Die gemeinsame Projektarbeit ist dann offiziell beendet – aber der Funke sei ja jetzt schon übergesprungen. Zweifel an der Fortführung der Zusammenarbeit in den Tandems haben Sandra Riethmüller und Nadja Blust keine.
Die Fortbildung wird in diesem Jahr zum ersten Mal angeboten, ist aber bei entsprechender Resonanz als Wiederholungsveranstaltung geplant. Nächstes Jahr jedoch nicht, denn genügend deutsche Teilnehmende zu finden in Sachsen-Anhalt sei gar nicht so einfach gewesen: Für das erste Modul mussten die deutschen Lehrkräfte eine von nur sechs Sommerferienwochen investieren. Für die russischen Lehrkräfte, mit drei Monaten Sommerferien und der Aussicht auf eine Reise nach Deutschland, war die Teilnahme attraktiver. Die Auswahl erfolgte dort über einen Bewerbungswettbewerb, bei dem sich Interessent*innen in einem Video präsentieren mussten.

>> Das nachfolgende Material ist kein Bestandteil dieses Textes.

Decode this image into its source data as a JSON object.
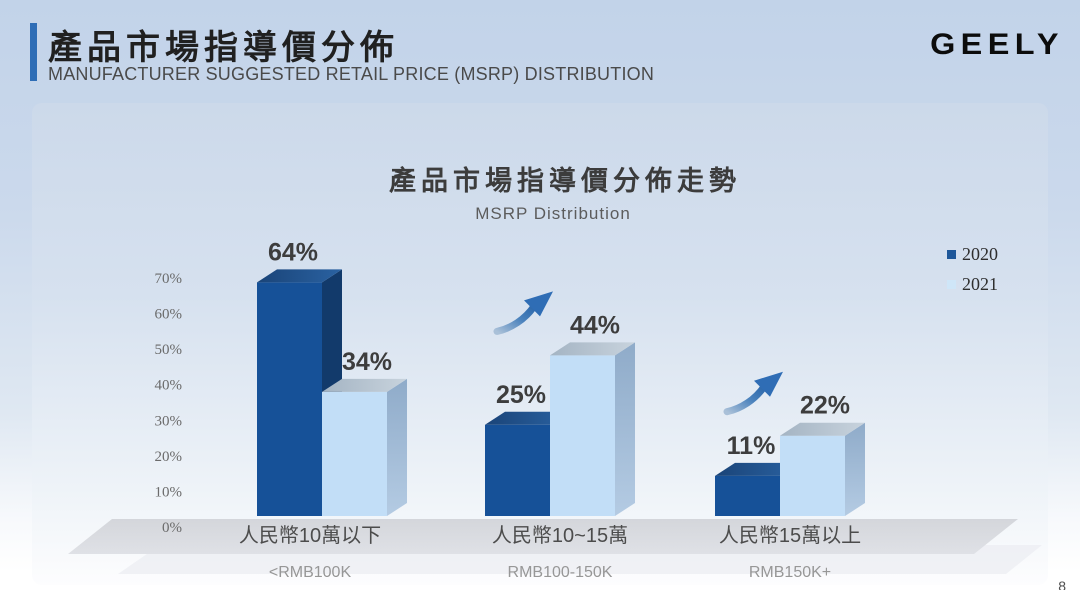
{
  "header": {
    "title_zh": "產品市場指導價分佈",
    "subtitle_en": "MANUFACTURER SUGGESTED RETAIL PRICE (MSRP) DISTRIBUTION",
    "brand": "GEELY"
  },
  "page": {
    "number": "8"
  },
  "colors": {
    "accent": "#2e6db6",
    "dark_front": "#165198",
    "dark_side": "#123a6b",
    "dark_top": "#1a4478",
    "light_front": "#c2def7",
    "light_side": "#9ab4d0",
    "light_top": "#b0bfcc",
    "legend_dark": "#1e5799",
    "legend_light": "#cfe6f8",
    "floor": "#d8dade",
    "floor_lower": "#edeff3",
    "arrow_from": "#9db9d4",
    "arrow_to": "#2f6db5",
    "value_label": "#3d3d3d",
    "axis_label": "#6b6b6b",
    "category_zh": "#4c4c4c",
    "category_en": "#979797"
  },
  "chart_data": {
    "type": "bar",
    "title": "產品市場指導價分佈走勢",
    "subtitle": "MSRP Distribution",
    "categories": [
      "人民幣10萬以下",
      "人民幣10~15萬",
      "人民幣15萬以上"
    ],
    "categories_en": [
      "<RMB100K",
      "RMB100-150K",
      "RMB150K+"
    ],
    "series": [
      {
        "name": "2020",
        "values": [
          64,
          25,
          11
        ]
      },
      {
        "name": "2021",
        "values": [
          34,
          44,
          22
        ]
      }
    ],
    "value_suffix": "%",
    "y_ticks": [
      "0%",
      "10%",
      "20%",
      "30%",
      "40%",
      "50%",
      "60%",
      "70%"
    ],
    "ylim": [
      0,
      70
    ],
    "grid": false,
    "legend_position": "right",
    "growth_arrows": [
      false,
      true,
      true
    ],
    "style": "3d-bars"
  }
}
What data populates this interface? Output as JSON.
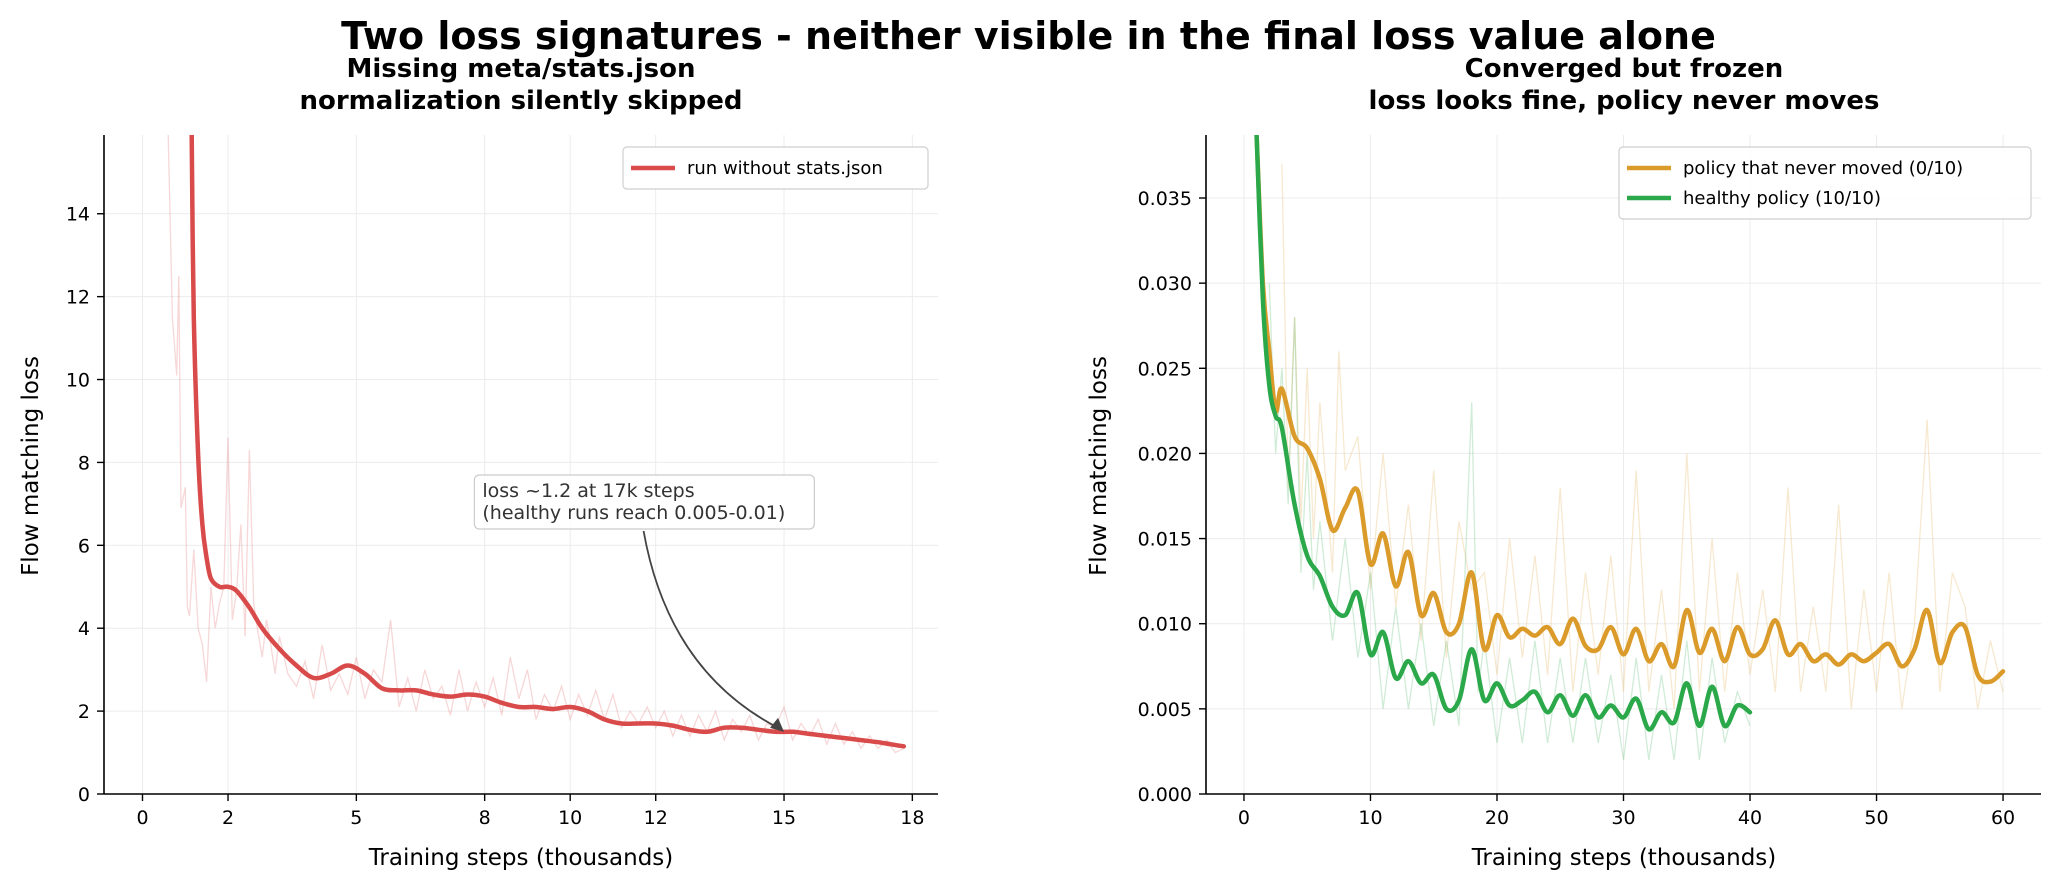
{
  "suptitle": "Two loss signatures - neither visible in the final loss value alone",
  "colors": {
    "red": "#d94a4a",
    "orange": "#db9b2b",
    "green": "#2ba84a",
    "grid": "#ececec",
    "annotation": "#444444"
  },
  "chart_data": [
    {
      "type": "line",
      "title": "Missing meta/stats.json\nnormalization silently skipped",
      "xlabel": "Training steps (thousands)",
      "ylabel": "Flow matching loss",
      "xlim": [
        -0.9,
        18.6
      ],
      "ylim": [
        0,
        15.9
      ],
      "xticks": [
        0,
        2,
        5,
        8,
        10,
        12,
        15,
        18
      ],
      "xtick_labels": [
        "0",
        "2",
        "5",
        "8",
        "10",
        "12",
        "15",
        "18"
      ],
      "yticks": [
        0,
        2,
        4,
        6,
        8,
        10,
        12,
        14
      ],
      "ytick_labels": [
        "0",
        "2",
        "4",
        "6",
        "8",
        "10",
        "12",
        "14"
      ],
      "grid": true,
      "legend_position": "top-right",
      "series": [
        {
          "name": "run without stats.json",
          "color_key": "red",
          "smoothed": true,
          "x": [
            1.15,
            1.2,
            1.3,
            1.4,
            1.5,
            1.6,
            1.8,
            2.0,
            2.2,
            2.5,
            2.8,
            3.2,
            3.6,
            4.0,
            4.4,
            4.8,
            5.2,
            5.6,
            6.0,
            6.4,
            6.8,
            7.2,
            7.6,
            8.0,
            8.4,
            8.8,
            9.2,
            9.6,
            10.0,
            10.4,
            10.8,
            11.2,
            11.6,
            12.0,
            12.4,
            12.8,
            13.2,
            13.6,
            14.0,
            14.4,
            14.8,
            15.2,
            15.6,
            16.0,
            16.4,
            16.8,
            17.2,
            17.5,
            17.8
          ],
          "y": [
            15.9,
            11.5,
            8.2,
            6.5,
            5.7,
            5.2,
            5.0,
            5.0,
            4.9,
            4.5,
            4.0,
            3.5,
            3.1,
            2.8,
            2.9,
            3.1,
            2.9,
            2.55,
            2.5,
            2.5,
            2.4,
            2.35,
            2.4,
            2.35,
            2.2,
            2.1,
            2.1,
            2.05,
            2.1,
            2.0,
            1.8,
            1.7,
            1.7,
            1.7,
            1.65,
            1.55,
            1.5,
            1.6,
            1.6,
            1.55,
            1.5,
            1.5,
            1.45,
            1.4,
            1.35,
            1.3,
            1.25,
            1.2,
            1.15
          ]
        }
      ],
      "raw_trace": {
        "color_key": "red",
        "x": [
          0.6,
          0.7,
          0.8,
          0.85,
          0.9,
          1.0,
          1.05,
          1.1,
          1.2,
          1.3,
          1.4,
          1.5,
          1.6,
          1.7,
          1.8,
          1.9,
          2.0,
          2.1,
          2.2,
          2.3,
          2.4,
          2.5,
          2.6,
          2.7,
          2.8,
          2.9,
          3.0,
          3.1,
          3.2,
          3.4,
          3.6,
          3.8,
          4.0,
          4.2,
          4.4,
          4.6,
          4.8,
          5.0,
          5.2,
          5.4,
          5.6,
          5.8,
          6.0,
          6.2,
          6.4,
          6.6,
          6.8,
          7.0,
          7.2,
          7.4,
          7.6,
          7.8,
          8.0,
          8.2,
          8.4,
          8.6,
          8.8,
          9.0,
          9.2,
          9.4,
          9.6,
          9.8,
          10.0,
          10.2,
          10.4,
          10.6,
          10.8,
          11.0,
          11.2,
          11.4,
          11.6,
          11.8,
          12.0,
          12.2,
          12.4,
          12.6,
          12.8,
          13.0,
          13.2,
          13.4,
          13.6,
          13.8,
          14.0,
          14.2,
          14.4,
          14.6,
          14.8,
          15.0,
          15.2,
          15.4,
          15.6,
          15.8,
          16.0,
          16.2,
          16.4,
          16.6,
          16.8,
          17.0,
          17.2,
          17.4,
          17.6,
          17.8
        ],
        "y": [
          15.9,
          11.5,
          10.1,
          12.5,
          6.9,
          7.4,
          4.5,
          4.3,
          5.9,
          4.0,
          3.6,
          2.7,
          5.0,
          4.0,
          4.6,
          5.0,
          8.6,
          4.2,
          4.9,
          6.5,
          3.8,
          8.3,
          4.6,
          3.9,
          3.3,
          4.2,
          3.6,
          2.9,
          3.8,
          2.9,
          2.6,
          3.2,
          2.3,
          3.6,
          2.5,
          2.9,
          2.4,
          3.3,
          2.3,
          3.0,
          2.7,
          4.2,
          2.1,
          2.8,
          2.0,
          3.0,
          2.3,
          2.6,
          1.9,
          3.0,
          2.0,
          2.7,
          2.1,
          2.8,
          1.9,
          3.3,
          2.3,
          3.0,
          1.8,
          2.4,
          2.0,
          2.6,
          1.8,
          2.4,
          1.9,
          2.5,
          1.8,
          2.4,
          1.6,
          2.0,
          1.7,
          2.1,
          1.6,
          2.0,
          1.4,
          1.9,
          1.4,
          1.9,
          1.5,
          2.0,
          1.3,
          1.8,
          1.5,
          1.9,
          1.3,
          1.7,
          1.6,
          2.1,
          1.3,
          1.7,
          1.4,
          1.8,
          1.2,
          1.7,
          1.2,
          1.5,
          1.1,
          1.4,
          1.1,
          1.3,
          1.0,
          1.1
        ]
      },
      "annotation": {
        "text_lines": [
          "loss ~1.2 at 17k steps",
          "(healthy runs reach 0.005-0.01)"
        ],
        "text_x": 7.9,
        "text_y": 7.6,
        "arrow_x": 15.0,
        "arrow_y": 1.5
      }
    },
    {
      "type": "line",
      "title": "Converged but frozen\nloss looks fine, policy never moves",
      "xlabel": "Training steps (thousands)",
      "ylabel": "Flow matching loss",
      "xlim": [
        -3,
        63
      ],
      "ylim": [
        0,
        0.0387
      ],
      "xticks": [
        0,
        10,
        20,
        30,
        40,
        50,
        60
      ],
      "xtick_labels": [
        "0",
        "10",
        "20",
        "30",
        "40",
        "50",
        "60"
      ],
      "yticks": [
        0,
        0.005,
        0.01,
        0.015,
        0.02,
        0.025,
        0.03,
        0.035
      ],
      "ytick_labels": [
        "0.000",
        "0.005",
        "0.010",
        "0.015",
        "0.020",
        "0.025",
        "0.030",
        "0.035"
      ],
      "grid": true,
      "legend_position": "top-right",
      "series": [
        {
          "name": "policy that never moved (0/10)",
          "color_key": "orange",
          "smoothed": true,
          "x": [
            1.0,
            1.5,
            2.0,
            2.5,
            3.0,
            4.0,
            5.0,
            6.0,
            7.0,
            8.0,
            9.0,
            10.0,
            11.0,
            12.0,
            13.0,
            14.0,
            15.0,
            16.0,
            17.0,
            18.0,
            19.0,
            20.0,
            21.0,
            22.0,
            23.0,
            24.0,
            25.0,
            26.0,
            27.0,
            28.0,
            29.0,
            30.0,
            31.0,
            32.0,
            33.0,
            34.0,
            35.0,
            36.0,
            37.0,
            38.0,
            39.0,
            40.0,
            41.0,
            42.0,
            43.0,
            44.0,
            45.0,
            46.0,
            47.0,
            48.0,
            49.0,
            50.0,
            51.0,
            52.0,
            53.0,
            54.0,
            55.0,
            56.0,
            57.0,
            58.0,
            59.0,
            60.0
          ],
          "y": [
            0.0387,
            0.03,
            0.026,
            0.0225,
            0.0238,
            0.021,
            0.0203,
            0.0185,
            0.0155,
            0.0168,
            0.0178,
            0.0135,
            0.0153,
            0.0122,
            0.0142,
            0.0105,
            0.0118,
            0.0095,
            0.01,
            0.013,
            0.0085,
            0.0105,
            0.0092,
            0.0097,
            0.0093,
            0.0098,
            0.0088,
            0.0103,
            0.0087,
            0.0085,
            0.0098,
            0.0082,
            0.0097,
            0.0078,
            0.0088,
            0.0075,
            0.0108,
            0.0083,
            0.0097,
            0.0078,
            0.0098,
            0.0082,
            0.0085,
            0.0102,
            0.0082,
            0.0088,
            0.0078,
            0.0082,
            0.0076,
            0.0082,
            0.0078,
            0.0083,
            0.0088,
            0.0075,
            0.0085,
            0.0108,
            0.0077,
            0.0095,
            0.0098,
            0.007,
            0.0066,
            0.0072
          ]
        },
        {
          "name": "healthy policy (10/10)",
          "color_key": "green",
          "smoothed": true,
          "x": [
            1.0,
            1.5,
            2.0,
            2.5,
            3.0,
            4.0,
            5.0,
            6.0,
            7.0,
            8.0,
            9.0,
            10.0,
            11.0,
            12.0,
            13.0,
            14.0,
            15.0,
            16.0,
            17.0,
            18.0,
            19.0,
            20.0,
            21.0,
            22.0,
            23.0,
            24.0,
            25.0,
            26.0,
            27.0,
            28.0,
            29.0,
            30.0,
            31.0,
            32.0,
            33.0,
            34.0,
            35.0,
            36.0,
            37.0,
            38.0,
            39.0,
            40.0
          ],
          "y": [
            0.0387,
            0.029,
            0.024,
            0.0222,
            0.0215,
            0.017,
            0.014,
            0.0128,
            0.011,
            0.0105,
            0.0118,
            0.0082,
            0.0095,
            0.0068,
            0.0078,
            0.0065,
            0.007,
            0.005,
            0.0055,
            0.0085,
            0.0055,
            0.0065,
            0.0052,
            0.0055,
            0.006,
            0.0048,
            0.0058,
            0.0046,
            0.0058,
            0.0045,
            0.0052,
            0.0045,
            0.0056,
            0.0038,
            0.0048,
            0.0042,
            0.0065,
            0.004,
            0.0063,
            0.004,
            0.0052,
            0.0048
          ]
        }
      ],
      "raw_traces": [
        {
          "color_key": "orange",
          "x": [
            3.0,
            3.5,
            4.0,
            4.5,
            5.0,
            5.5,
            6.0,
            7.0,
            7.5,
            8.0,
            9.0,
            10.0,
            11.0,
            12.0,
            13.0,
            14.0,
            15.0,
            16.0,
            17.0,
            18.0,
            19.0,
            20.0,
            21.0,
            22.0,
            23.0,
            24.0,
            25.0,
            26.0,
            27.0,
            28.0,
            29.0,
            30.0,
            31.0,
            32.0,
            33.0,
            34.0,
            35.0,
            36.0,
            37.0,
            38.0,
            39.0,
            40.0,
            41.0,
            42.0,
            43.0,
            44.0,
            45.0,
            46.0,
            47.0,
            48.0,
            49.0,
            50.0,
            51.0,
            52.0,
            53.0,
            54.0,
            55.0,
            56.0,
            57.0,
            58.0,
            59.0,
            60.0
          ],
          "y": [
            0.037,
            0.018,
            0.028,
            0.016,
            0.025,
            0.015,
            0.023,
            0.013,
            0.026,
            0.019,
            0.021,
            0.012,
            0.02,
            0.011,
            0.017,
            0.009,
            0.019,
            0.008,
            0.016,
            0.012,
            0.013,
            0.007,
            0.015,
            0.008,
            0.014,
            0.007,
            0.018,
            0.006,
            0.013,
            0.007,
            0.014,
            0.006,
            0.019,
            0.006,
            0.012,
            0.005,
            0.02,
            0.006,
            0.015,
            0.006,
            0.013,
            0.007,
            0.012,
            0.006,
            0.018,
            0.006,
            0.011,
            0.006,
            0.017,
            0.005,
            0.012,
            0.006,
            0.013,
            0.005,
            0.01,
            0.022,
            0.006,
            0.013,
            0.011,
            0.005,
            0.009,
            0.006
          ]
        },
        {
          "color_key": "green",
          "x": [
            2.0,
            2.5,
            3.0,
            3.5,
            4.0,
            4.5,
            5.0,
            5.5,
            6.0,
            7.0,
            8.0,
            9.0,
            10.0,
            11.0,
            12.0,
            13.0,
            14.0,
            15.0,
            16.0,
            17.0,
            18.0,
            18.5,
            19.0,
            20.0,
            21.0,
            22.0,
            23.0,
            24.0,
            25.0,
            26.0,
            27.0,
            28.0,
            29.0,
            30.0,
            31.0,
            32.0,
            33.0,
            34.0,
            35.0,
            36.0,
            37.0,
            38.0,
            39.0,
            40.0
          ],
          "y": [
            0.03,
            0.02,
            0.025,
            0.017,
            0.028,
            0.013,
            0.02,
            0.012,
            0.016,
            0.009,
            0.015,
            0.008,
            0.013,
            0.005,
            0.011,
            0.005,
            0.01,
            0.004,
            0.009,
            0.004,
            0.023,
            0.006,
            0.009,
            0.003,
            0.008,
            0.003,
            0.009,
            0.003,
            0.008,
            0.003,
            0.008,
            0.003,
            0.007,
            0.002,
            0.008,
            0.002,
            0.007,
            0.002,
            0.009,
            0.002,
            0.008,
            0.003,
            0.006,
            0.004
          ]
        }
      ]
    }
  ]
}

Neben der schwierigen Teilnehmerakquise auf deutscher Seite ist es auch der Kostenfaktor, der gegen eine sofortige Wiederholung spricht. Die Finanzierung wird über das Landesinstitut für Schulentwicklung und Lehrerbildung (LISA) und – da die Kosten auf russischer Seite dadurch nicht gedeckt werden können – zusätzlich durch das Ministerium für Bildung (MB) in Sachsen-Anhalt realisiert.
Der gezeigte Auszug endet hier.